Where more is less...

Blaze said...

In my brief career in the Business (of course, when I say "the Business", I mean "the Industry"), the clip show we created was for budgetary concerns. Episode after episode was pushing the allotted budget further off the road. The clip show was supposed to regain financial equilibrium, since it would require less new material of any sort.

In the end, the writers were not as clever as their peers (as mentioned above) thru history. The episode ended up being two-thirds new material and the clips were more annoying intrusive than anything.

The Kenosha Kid said...

Remember when...

The 200th episode of Cheers with John McLaughlin was great.

Heh. Indeed.

Well I just busted my humpback with a late, extended dissertation on whale penises no one will ever read

Good times, good times..

enjoyed that the Clerks cartoon did a clip show as their second episode of the series

You said a mouthful!

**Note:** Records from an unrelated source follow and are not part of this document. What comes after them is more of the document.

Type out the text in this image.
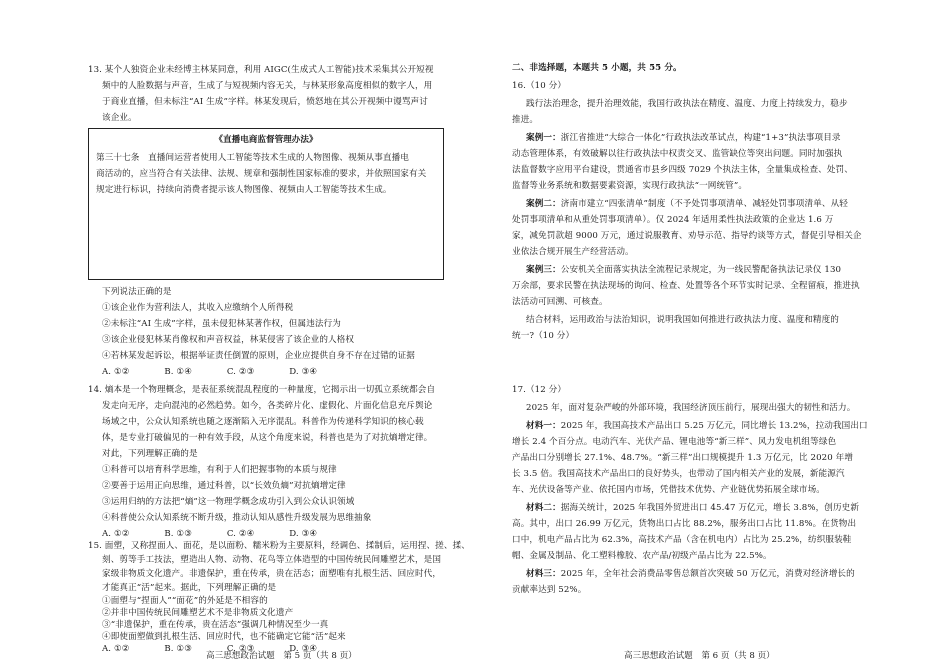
13. 某个人独资企业未经博主林某同意，利用 AIGC(生成式人工智能)技术采集其公开短视
频中的人脸数据与声音，生成了与短视频内容无关，与林某形象高度相似的数字人，用
于商业直播，但未标注“AI 生成”字样。林某发现后，愤怒地在其公开视频中谩骂声讨
该企业。
《直播电商监督管理办法》
第三十七条　直播间运营者使用人工智能等技术生成的人物图像、视频从事直播电
商活动的，应当符合有关法律、法规、规章和强制性国家标准的要求，并依照国家有关
规定进行标识，持续向消费者提示该人物图像、视频由人工智能等技术生成。
下列说法正确的是
①该企业作为营利法人，其收入应缴纳个人所得税
②未标注“AI 生成”字样，虽未侵犯林某著作权，但属违法行为
③该企业侵犯林某肖像权和声音权益，林某侵害了该企业的人格权
④若林某发起诉讼，根据举证责任倒置的原则，企业应提供自身不存在过错的证据
A. ①②　　　　B. ①④　　　　C. ②③　　　　D. ③④
14. 熵本是一个物理概念，是表征系统混乱程度的一种量度，它揭示出一切孤立系统都会自
发走向无序，走向混沌的必然趋势。如今，各类碎片化、虚假化、片面化信息充斥舆论
场域之中，公众认知系统也随之逐渐陷入无序混乱。科普作为传递科学知识的核心载
体，是专业打破偏见的一种有效手段，从这个角度来说，科普也是为了对抗熵增定律。
对此，下列理解正确的是
①科普可以培育科学思维，有利于人们把握事物的本质与规律
②要善于运用正向思维，通过科普，以“长效负熵”对抗熵增定律
③运用归纳的方法把“熵”这一物理学概念成功引入到公众认识领域
④科普使公众认知系统不断升级，推动认知从感性升级发展为思维抽象
A. ①②　　　　B. ①③　　　　C. ②④　　　　D. ③④
15. 面塑，又称捏面人、面花，是以面粉、糯米粉为主要原料，经调色、揉制后，运用捏、搓、揉、
刻、剪等手工技法，塑造出人物、动物、花鸟等立体造型的中国传统民间雕塑艺术，是国
家级非物质文化遗产。非遗保护，重在传承，贵在活态；面塑唯有扎根生活、回应时代，
才能真正“活”起来。据此，下列理解正确的是
①面塑与“捏面人”“面花”的外延是不相容的
②并非中国传统民间雕塑艺术不是非物质文化遗产
高三思想政治试题　第 5 页（共 8 页）
③“非遗保护，重在传承，贵在活态”强调几种情况至少一真
④即使面塑做到扎根生活、回应时代，也不能确定它能“活”起来
A. ①②　　　　B. ①③　　　　C. ②③　　　　D. ③④
二、非选择题，本题共 5 小题，共 55 分。
16.（10 分）
践行法治理念，提升治理效能，我国行政执法在精度、温度、力度上持续发力，稳步
推进。
案例一：浙江省推进“大综合一体化”行政执法改革试点，构建“1+3”执法事项目录
动态管理体系，有效破解以往行政执法中权责交叉、监管缺位等突出问题。同时加强执
法监督数字应用平台建设，贯通省市县乡四级 7029 个执法主体，全量集成检查、处罚、
监督等业务系统和数据要素资源，实现行政执法“一网统管”。
案例二：济南市建立“四张清单”制度（不予处罚事项清单、减轻处罚事项清单、从轻
处罚事项清单和从重处罚事项清单）。仅 2024 年适用柔性执法政策的企业达 1.6 万
家，减免罚款超 9000 万元，通过说服教育、劝导示范、指导约谈等方式，督促引导相关企
业依法合规开展生产经营活动。
案例三：公安机关全面落实执法全流程记录规定，为一线民警配备执法记录仪 130
万余部，要求民警在执法现场的询问、检查、处置等各个环节实时记录、全程留痕，推进执
法活动可回溯、可核查。
结合材料，运用政治与法治知识，说明我国如何推进行政执法力度、温度和精度的
统一?（10 分）
17.（12 分）
2025 年，面对复杂严峻的外部环境，我国经济顶压前行，展现出强大的韧性和活力。
材料一：2025 年，我国高技术产品出口 5.25 万亿元，同比增长 13.2%，拉动我国出口
增长 2.4 个百分点。电动汽车、光伏产品、锂电池等“新三样”、风力发电机组等绿色
产品出口分别增长 27.1%、48.7%。“新三样”出口规模提升 1.3 万亿元，比 2020 年增
长 3.5 倍。我国高技术产品出口的良好势头，也带动了国内相关产业的发展，新能源汽
车、光伏设备等产业、依托国内市场，凭借技术优势、产业链优势拓展全球市场。
材料二：据海关统计，2025 年我国外贸进出口 45.47 万亿元，增长 3.8%，创历史新
高。其中，出口 26.99 万亿元，货物出口占比 88.2%，服务出口占比 11.8%。在货物出
口中，机电产品占比为 62.3%，高技术产品（含在机电内）占比为 25.2%，纺织服装鞋
帽、金属及制品、化工塑料橡胶、农产品/初级产品占比为 22.5%。
材料三：2025 年，全年社会消费品零售总额首次突破 50 万亿元，消费对经济增长的
贡献率达到 52%。
高三思想政治试题　第 6 页（共 8 页）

Oh, here comes the super to let us out of the basement...

Anonymous said...

Or how about a crazy wedding?
Where something happens, a-do-do-do-do-do.

Sorry for the clip show
Have no fears, we've got story for years!

Dana Gabbard said...

Tom Parker asked in re "Parks & Recreation": How did this get the greenlight?

The promos answered that: "From the Producers of 'The Office'".

Anonymous asked how to pose a Friday question--either via a blog posting or e-mail it to Ken (his profile has the address).

Splenda said...

When I was reading the Wikipedia article about Hill Street Blues, I saw this line: "In a 1991 interview on Later with Bob Costas, Ken Olin explained that these characters were removed so that the new showrunners could add characters for which they would receive royalties."

How does adding new characters add to the royalties? And how often do showrunners add new characters to pad their wallet?